At the same time, addressing gender constraints and unequal access to services and technology is essential for AEAS to effectively contribute to improved diets and nutrition. The INGENAES project, funded by USAID to assist countries in building more robust, gender-responsive, and nutrition-sensitive extension and advisory services, has begun to address these gaps by supporting the adoption of policies that recognize gender equality and nutrition security as AEAS objectives, training AEAS institutions, and disseminating accessible materials for field-level staff. In Liberia, for instance, INGENAES is collaborating with the University of Cuttington and the Ministry of Agriculture to survey AEAS clients to better understand barriers to gender equitable services, and ensure that high-level policy is translated into action at the field level that meets the needs of both men and women farmers.

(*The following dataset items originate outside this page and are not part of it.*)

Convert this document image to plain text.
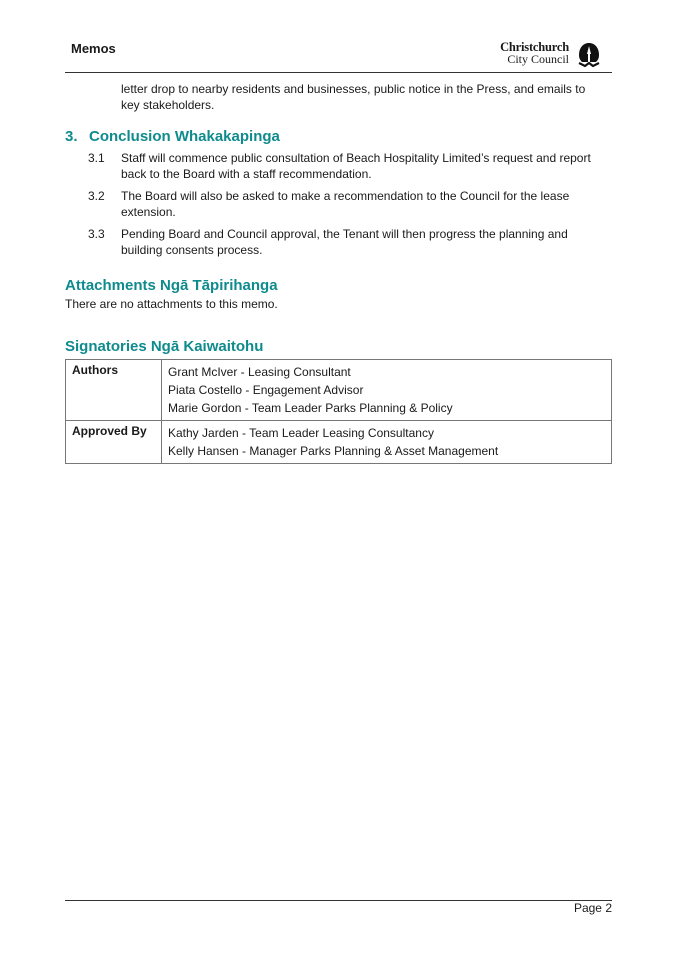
Memos	Christchurch
City Council
letter drop to nearby residents and businesses, public notice in the Press, and emails to key stakeholders.
3. Conclusion Whakakapinga
3.1	Staff will commence public consultation of Beach Hospitality Limited’s request and report back to the Board with a staff recommendation.
3.2	The Board will also be asked to make a recommendation to the Council for the lease extension.
3.3	Pending Board and Council approval, the Tenant will then progress the planning and building consents process.
Attachments Ngā Tāpirihanga
There are no attachments to this memo.
Signatories Ngā Kaiwaitohu
Authors	Grant McIver - Leasing Consultant
Piata Costello - Engagement Advisor
Marie Gordon - Team Leader Parks Planning & Policy

Approved By	Kathy Jarden - Team Leader Leasing Consultancy
Kelly Hansen - Manager Parks Planning & Asset Management
Page 2
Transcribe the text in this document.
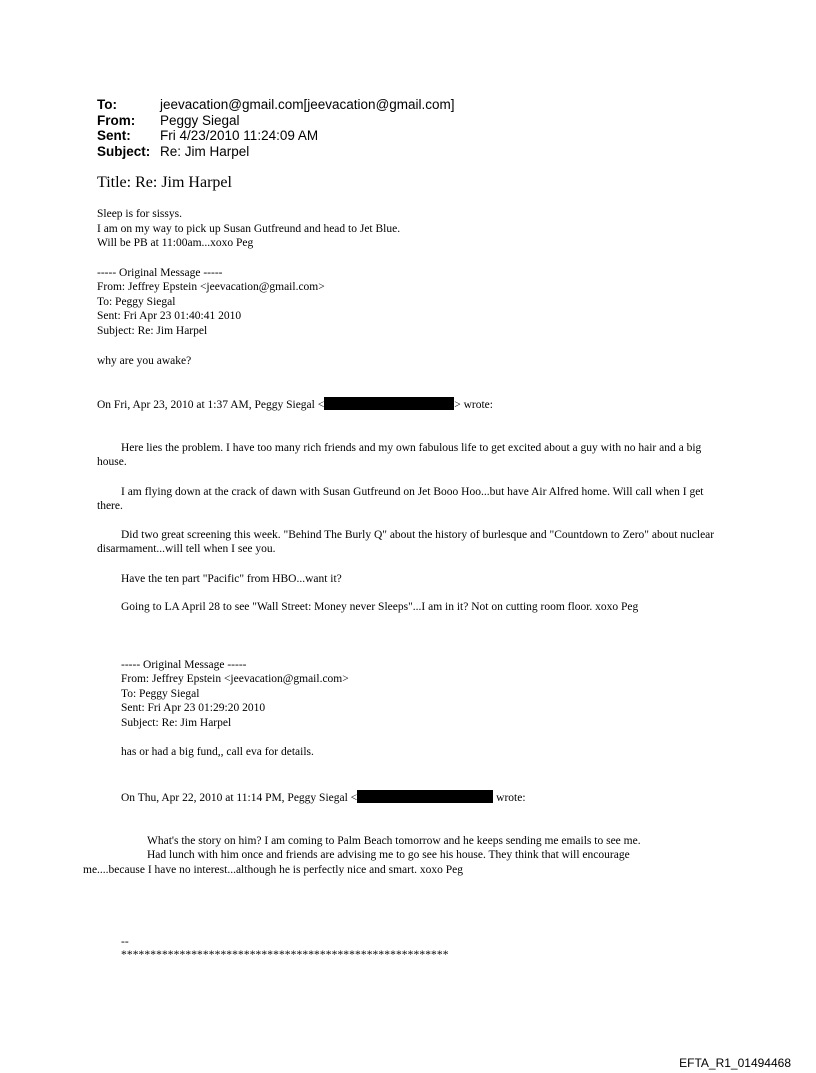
To:	jeevacation@gmail.com[jeevacation@gmail.com]
From:	Peggy Siegal
Sent:	Fri 4/23/2010 11:24:09 AM
Subject: Re: Jim Harpel
Title: Re: Jim Harpel
Sleep is for sissys.
I am on my way to pick up Susan Gutfreund and head to Jet Blue.
Will be PB at 11:00am...xoxo Peg
----- Original Message -----
From: Jeffrey Epstein <jeevacation@gmail.com>
To: Peggy Siegal
Sent: Fri Apr 23 01:40:41 2010
Subject: Re: Jim Harpel
why are you awake?
On Fri, Apr 23, 2010 at 1:37 AM, Peggy Siegal <	> wrote:
Here lies the problem. I have too many rich friends and my own fabulous life to get excited about a guy with no hair and a big house.
I am flying down at the crack of dawn with Susan Gutfreund on Jet Booo Hoo...but have Air Alfred home. Will call when I get there.
Did two great screening this week. "Behind The Burly Q" about the history of burlesque and "Countdown to Zero" about nuclear disarmament...will tell when I see you.
Have the ten part "Pacific" from HBO...want it?
Going to LA April 28 to see "Wall Street: Money never Sleeps"...I am in it? Not on cutting room floor. xoxo Peg
----- Original Message -----
From: Jeffrey Epstein <jeevacation@gmail.com>
To: Peggy Siegal
Sent: Fri Apr 23 01:29:20 2010
Subject: Re: Jim Harpel
has or had a big fund,, call eva for details.
On Thu, Apr 22, 2010 at 11:14 PM, Peggy Siegal <	wrote:
What's the story on him? I am coming to Palm Beach tomorrow and he keeps sending me emails to see me.
Had lunch with him once and friends are advising me to go see his house. They think that will encourage
me....because I have no interest...although he is perfectly nice and smart. xoxo Peg
--
********************************************************
EFTA_R1_01494468
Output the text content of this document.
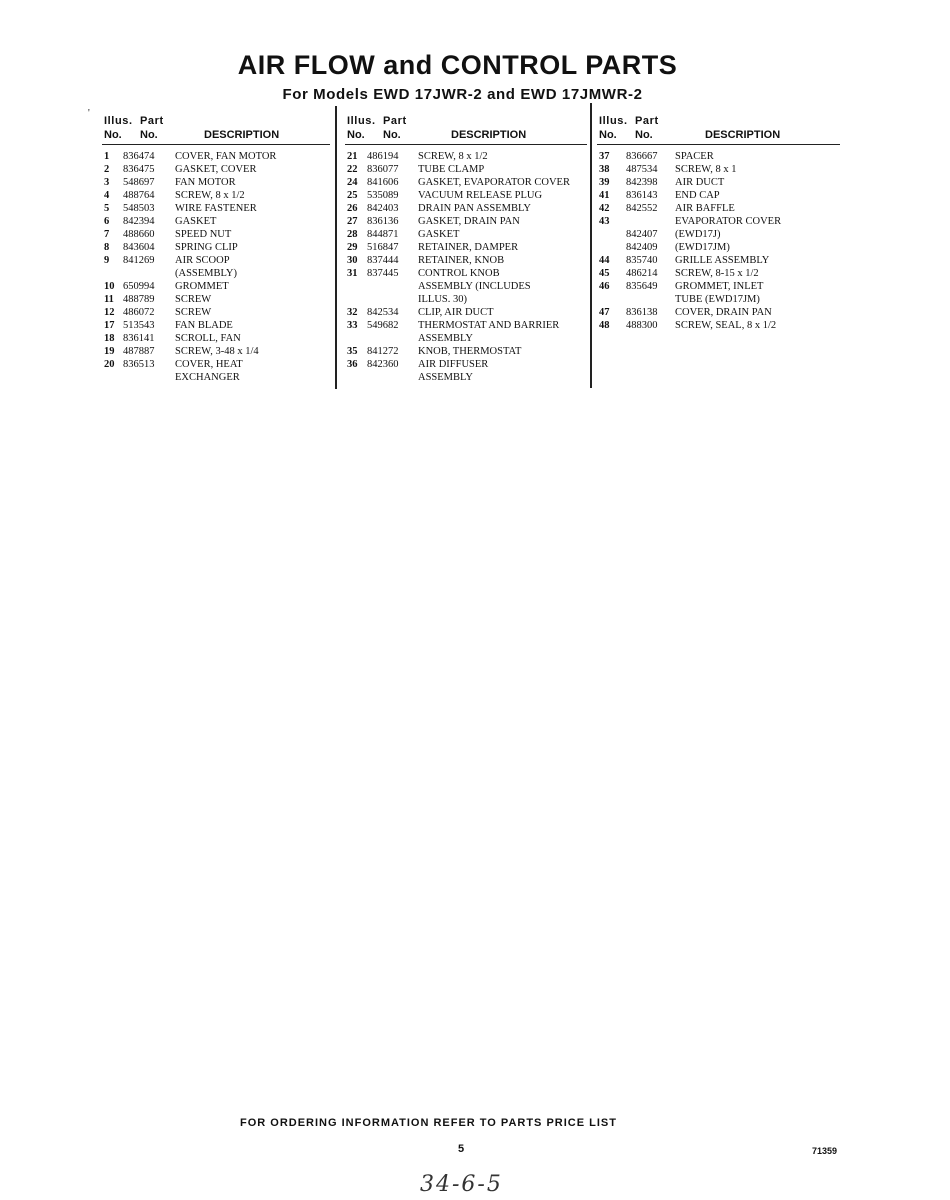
AIR FLOW and CONTROL PARTS
For Models EWD 17JWR-2 and EWD 17JMWR-2
'
Illus. Part
No. No.	DESCRIPTION
1 836474 COVER, FAN MOTOR
2 836475 GASKET, COVER
3 548697 FAN MOTOR
4 488764 SCREW, 8 x 1/2
5 548503 WIRE FASTENER
6 842394 GASKET
7 488660 SPEED NUT
8 843604 SPRING CLIP
9 841269 AIR SCOOP
(ASSEMBLY)
10 650994 GROMMET
11 488789 SCREW
12 486072 SCREW
17 513543 FAN BLADE
18 836141 SCROLL, FAN
19 487887 SCREW, 3-48 x 1/4
20 836513 COVER, HEAT
EXCHANGER
Illus. Part
No. No.	DESCRIPTION
21 486194 SCREW, 8 x 1/2
22 836077 TUBE CLAMP
24 841606 GASKET, EVAPORATOR COVER
25 535089 VACUUM RELEASE PLUG
26 842403 DRAIN PAN ASSEMBLY
27 836136 GASKET, DRAIN PAN
28 844871 GASKET
29 516847 RETAINER, DAMPER
30 837444 RETAINER, KNOB
31 837445 CONTROL KNOB
ASSEMBLY (INCLUDES
ILLUS. 30)
32 842534 CLIP, AIR DUCT
33 549682 THERMOSTAT AND BARRIER
ASSEMBLY
35 841272 KNOB, THERMOSTAT
36 842360 AIR DIFFUSER
ASSEMBLY
Illus. Part
No. No.	DESCRIPTION
37 836667 SPACER
38 487534 SCREW, 8 x 1
39 842398 AIR DUCT
41 836143 END CAP
42 842552 AIR BAFFLE
43	EVAPORATOR COVER
842407 (EWD17J)
842409 (EWD17JM)
44 835740 GRILLE ASSEMBLY
45 486214 SCREW, 8-15 x 1/2
46 835649 GROMMET, INLET
TUBE (EWD17JM)
47 836138 COVER, DRAIN PAN
48 488300 SCREW, SEAL, 8 x 1/2
FOR ORDERING INFORMATION REFER TO PARTS PRICE LIST
5	71359
34-6-5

Concrete experiences and success factors, including approaches, methodologies and tools that work to enhance women’s and men’s equitable access to AEAS as well as nutrition results have however not yet been identified conclusively and examples of successful cases are still sparse.
Given the above, the objective of this online discussion is to collect experiences, methodologies, and lessons learned around gender-sensitive and nutrition-enhancing AEAS practices from all over the world.
We invite you to join the conversation by reflecting on the following questions:
- To what extent do you think should AEAS be involved in broader development, going beyond providing and facilitating access to knowledge, information and technologies?
- What specific challenges have you encountered that hinder AEAS from addressing gender inequalities and promoting nutrition?
- Do you know any examples of AEAS successfully addressing gender inequalities and supporting improved nutrition outcomes? What factors, including specific approaches and tools, led to success?
- What do you think the role and main activities should be of a global forum such as the GFRAS Nutrition Working Group in helping AEAS to become more gender-sensitive and able to contribute to improved nutrition?
The results of this discussion will inform the work of the newly-formed GFRAS Nutrition Working Group, which provides resources and effective coordination opportunities for practitioners and policy makers. We hope that through enabling a broad participation of experts in this exchange, we can stimulate the uptake of innovative gender-sensitive and nutrition-enhancing AEAS practices.
Forum participants will become part of the broad community of the GFRAS Nutrition Working Group. They will receive updates about the Working Group’s activities and also have the opportunity to contribute to future initiatives.
Thank you and we look forward to a fruitful discussion!
Hajnalka Petrics, Soniia David and Fatima Hachem, FAO
Edye Kuyper, INGENAES
[i] FAO.2017. Strengthening sector policies for better food security and nutrition results. Gender Equality. Policy Guidance Note. Rome.
[ii] Christoplos. I. 2010. Mobilizing the potential of rural and agricultural extension. FAO. Rome.